Scholars press Vatican on Holocaust
Pressing the Vatican to open up its wartime archives, Catholic and Jewish scholars have raised new questions about Pope Pius XII's silence amid Holocaust-era reports that Jews were being deported and killed.
While it was obvious the Vatican received early wartime reports from bishops and diplomats about the persecution of Jews in France, Romania and other countries, it was unclear how the pope responded, they said.
The scholars repeated complaints of Vatican silence over the occupation of Poland, asking whether there was further documentation "with regard to ... insistent (international) appeals on behalf of the Poles."
On the issue of a Jewish homeland, it noted that the future Pope John XXIII, a Vatican diplomat in Turkey during the war, helped Jews reach Palestine despite some personal uneasiness and asked for documentation on Vatican policy regarding Palestine.
The commission of three Jewish and three Catholic scholars began examining the Vatican volumes 11 months ago after some historians asserted Pius XII could have done more to save European Jews from the Nazis.

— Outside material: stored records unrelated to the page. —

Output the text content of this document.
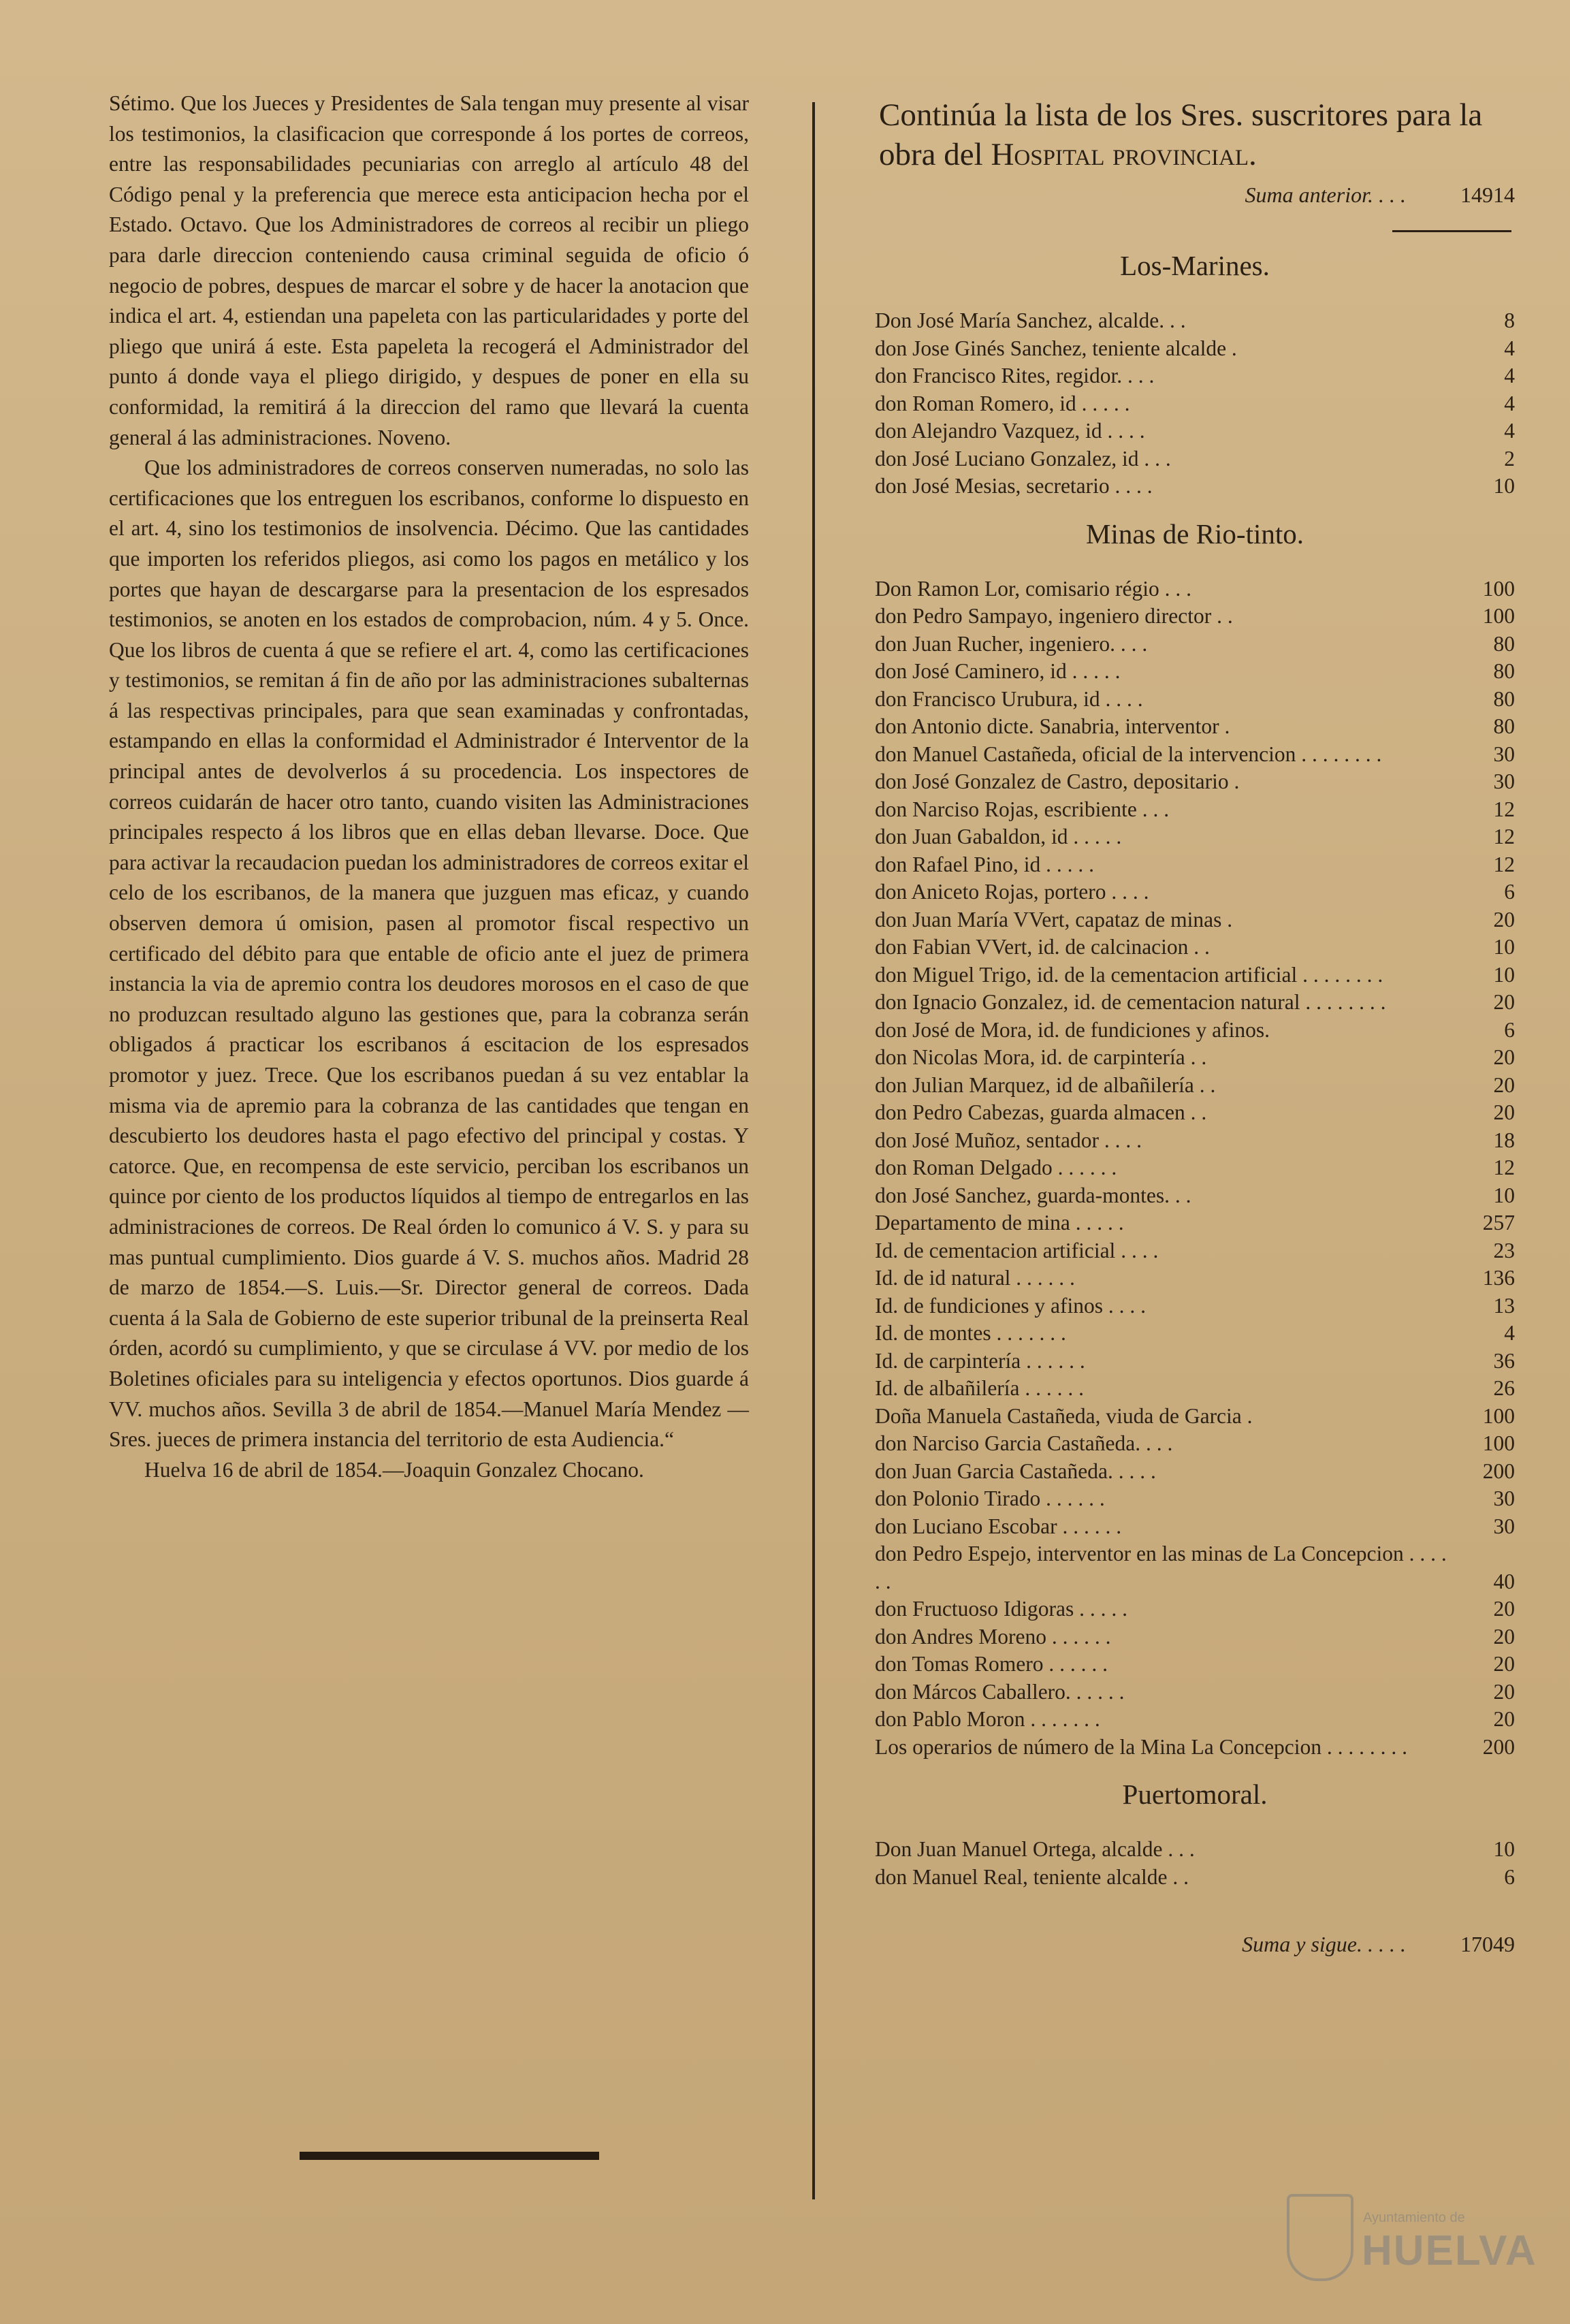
Sétimo. Que los Jueces y Presidentes de Sala tengan muy presente al visar los testimonios, la clasificacion que corresponde á los portes de correos, entre las responsabilidades pecuniarias con arreglo al artículo 48 del Código penal y la preferencia que merece esta anticipacion hecha por el Estado. Octavo. Que los Administradores de correos al recibir un pliego para darle direccion conteniendo causa criminal seguida de oficio ó negocio de pobres, despues de marcar el sobre y de hacer la anotacion que indica el art. 4, estiendan una papeleta con las particularidades y porte del pliego que unirá á este. Esta papeleta la recogerá el Administrador del punto á donde vaya el pliego dirigido, y despues de poner en ella su conformidad, la remitirá á la direccion del ramo que llevará la cuenta general á las administraciones. Noveno.

Que los administradores de correos conserven numeradas, no solo las certificaciones que los entreguen los escribanos, conforme lo dispuesto en el art. 4, sino los testimonios de insolvencia. Décimo. Que las cantidades que importen los referidos pliegos, asi como los pagos en metálico y los portes que hayan de descargarse para la presentacion de los espresados testimonios, se anoten en los estados de comprobacion, núm. 4 y 5. Once. Que los libros de cuenta á que se refiere el art. 4, como las certificaciones y testimonios, se remitan á fin de año por las administraciones subalternas á las respectivas principales, para que sean examinadas y confrontadas, estampando en ellas la conformidad el Administrador é Interventor de la principal antes de devolverlos á su procedencia. Los inspectores de correos cuidarán de hacer otro tanto, cuando visiten las Administraciones principales respecto á los libros que en ellas deban llevarse. Doce. Que para activar la recaudacion puedan los administradores de correos exitar el celo de los escribanos, de la manera que juzguen mas eficaz, y cuando observen demora ú omision, pasen al promotor fiscal respectivo un certificado del débito para que entable de oficio ante el juez de primera instancia la via de apremio contra los deudores morosos en el caso de que no produzcan resultado alguno las gestiones que, para la cobranza serán obligados á practicar los escribanos á escitacion de los espresados promotor y juez. Trece. Que los escribanos puedan á su vez entablar la misma via de apremio para la cobranza de las cantidades que tengan en descubierto los deudores hasta el pago efectivo del principal y costas. Y catorce. Que, en recompensa de este servicio, perciban los escribanos un quince por ciento de los productos líquidos al tiempo de entregarlos en las administraciones de correos. De Real órden lo comunico á V. S. y para su mas puntual cumplimiento. Dios guarde á V. S. muchos años. Madrid 28 de marzo de 1854.—S. Luis.—Sr. Director general de correos. Dada cuenta á la Sala de Gobierno de este superior tribunal de la preinserta Real órden, acordó su cumplimiento, y que se circulase á VV. por medio de los Boletines oficiales para su inteligencia y efectos oportunos. Dios guarde á VV. muchos años. Sevilla 3 de abril de 1854.—Manuel María Mendez —Sres. jueces de primera instancia del territorio de esta Audiencia.“

Huelva 16 de abril de 1854.—Joaquin Gonzalez Chocano.

Continúa la lista de los Sres. suscritores para la obra del Hospital provincial.
Suma anterior. . . .	14914
Los-Marines.
Don José María Sanchez, alcalde. . .	8
don Jose Ginés Sanchez, teniente alcalde .	4
don Francisco Rites, regidor. . . .	4
don Roman Romero, id . . . . .	4
don Alejandro Vazquez, id . . . .	4
don José Luciano Gonzalez, id . . .	2
don José Mesias, secretario . . . .	10
Minas de Rio-tinto.
Don Ramon Lor, comisario régio . . .	100
don Pedro Sampayo, ingeniero director . .	100
don Juan Rucher, ingeniero. . . .	80
don José Caminero, id . . . . .	80
don Francisco Urubura, id . . . .	80
don Antonio dicte. Sanabria, interventor .	80
don Manuel Castañeda, oficial de la intervencion . . . . . . . .	30
don José Gonzalez de Castro, depositario .	30
don Narciso Rojas, escribiente . . .	12
don Juan Gabaldon, id . . . . .	12
don Rafael Pino, id . . . . .	12
don Aniceto Rojas, portero . . . .	6
don Juan María VVert, capataz de minas .	20
don Fabian VVert, id. de calcinacion . .	10
don Miguel Trigo, id. de la cementacion artificial . . . . . . . .	10
don Ignacio Gonzalez, id. de cementacion natural . . . . . . . .	20
don José de Mora, id. de fundiciones y afinos.	6
don Nicolas Mora, id. de carpintería . .	20
don Julian Marquez, id de albañilería . .	20
don Pedro Cabezas, guarda almacen . .	20
don José Muñoz, sentador . . . .	18
don Roman Delgado . . . . . .	12
don José Sanchez, guarda-montes. . .	10
Departamento de mina . . . . .	257
Id. de cementacion artificial . . . .	23
Id. de id natural . . . . . .	136
Id. de fundiciones y afinos . . . .	13
Id. de montes . . . . . . .	4
Id. de carpintería . . . . . .	36
Id. de albañilería . . . . . .	26
Doña Manuela Castañeda, viuda de Garcia .	100
don Narciso Garcia Castañeda. . . .	100
don Juan Garcia Castañeda. . . . .	200
don Polonio Tirado . . . . . .	30
don Luciano Escobar . . . . . .	30
don Pedro Espejo, interventor en las minas de La Concepcion . . . . . .	40
don Fructuoso Idigoras . . . . .	20
don Andres Moreno . . . . . .	20
don Tomas Romero . . . . . .	20
don Márcos Caballero. . . . . .	20
don Pablo Moron . . . . . . .	20
Los operarios de número de la Mina La Concepcion . . . . . . . .	200
Puertomoral.
Don Juan Manuel Ortega, alcalde . . .	10
don Manuel Real, teniente alcalde . .	6
Suma y sigue. . . . .	17049
Ayuntamiento de
HUELVA
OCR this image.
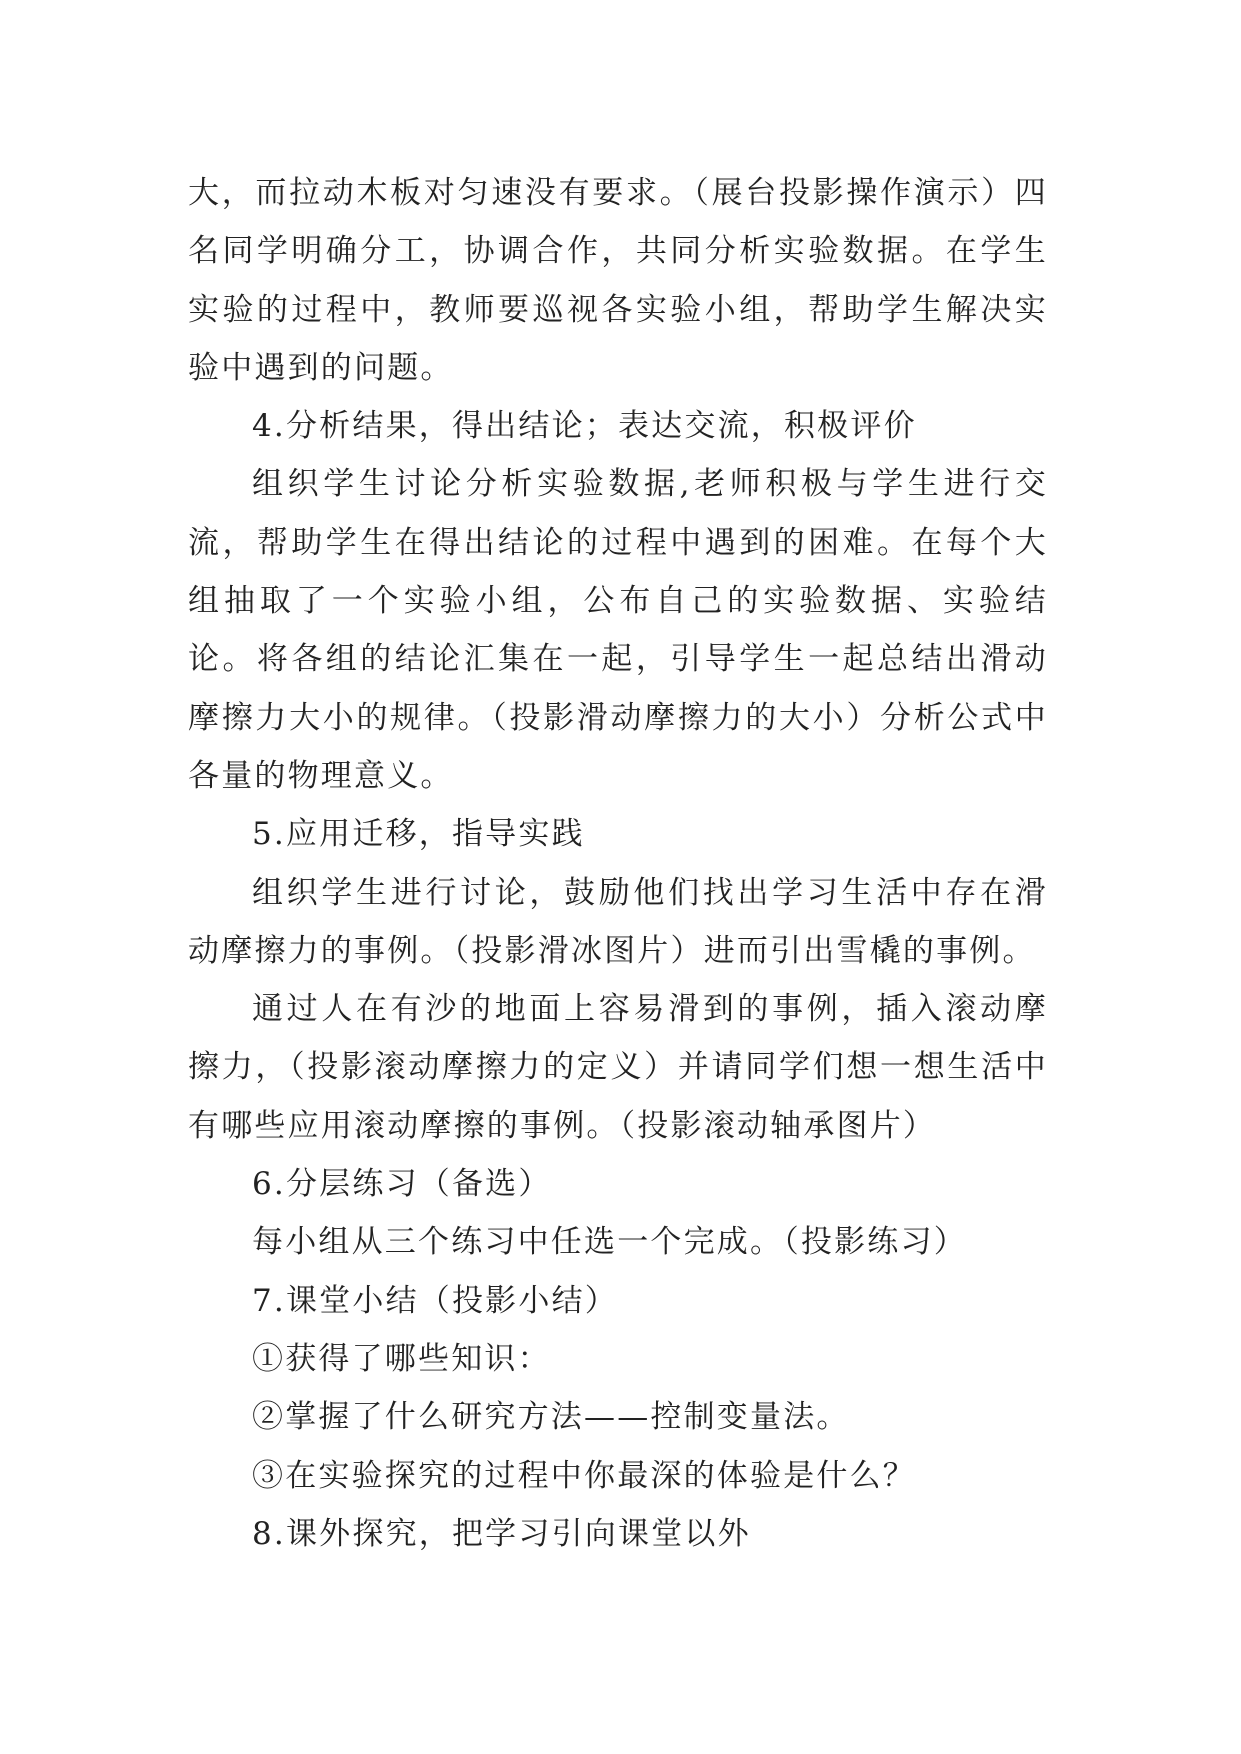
大，而拉动木板对匀速没有要求。（展台投影操作演示）四名同学明确分工，协调合作，共同分析实验数据。在学生实验的过程中，教师要巡视各实验小组，帮助学生解决实验中遇到的问题。

4.分析结果，得出结论；表达交流，积极评价

组织学生讨论分析实验数据,老师积极与学生进行交流，帮助学生在得出结论的过程中遇到的困难。在每个大组抽取了一个实验小组，公布自己的实验数据、实验结论。将各组的结论汇集在一起，引导学生一起总结出滑动摩擦力大小的规律。（投影滑动摩擦力的大小）分析公式中各量的物理意义。

5.应用迁移，指导实践

组织学生进行讨论，鼓励他们找出学习生活中存在滑动摩擦力的事例。（投影滑冰图片）进而引出雪橇的事例。

通过人在有沙的地面上容易滑到的事例，插入滚动摩擦力，（投影滚动摩擦力的定义）并请同学们想一想生活中有哪些应用滚动摩擦的事例。（投影滚动轴承图片）

6.分层练习（备选）

每小组从三个练习中任选一个完成。（投影练习）

7.课堂小结（投影小结）

①获得了哪些知识：

②掌握了什么研究方法——控制变量法。

③在实验探究的过程中你最深的体验是什么？

8.课外探究，把学习引向课堂以外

The scholars were appointed following an agreement between the Vatican and the International Jewish Committee for Inter-Religious Consultations.
The three Catholic scholars are Eva Fleischner, professor emerita at Montclair State University in New Jersey; Fr Gerald P. Fogarty of the University of Virginia's religious studies department and the Fr F. John Morley of Seton Hall University in New Jersey.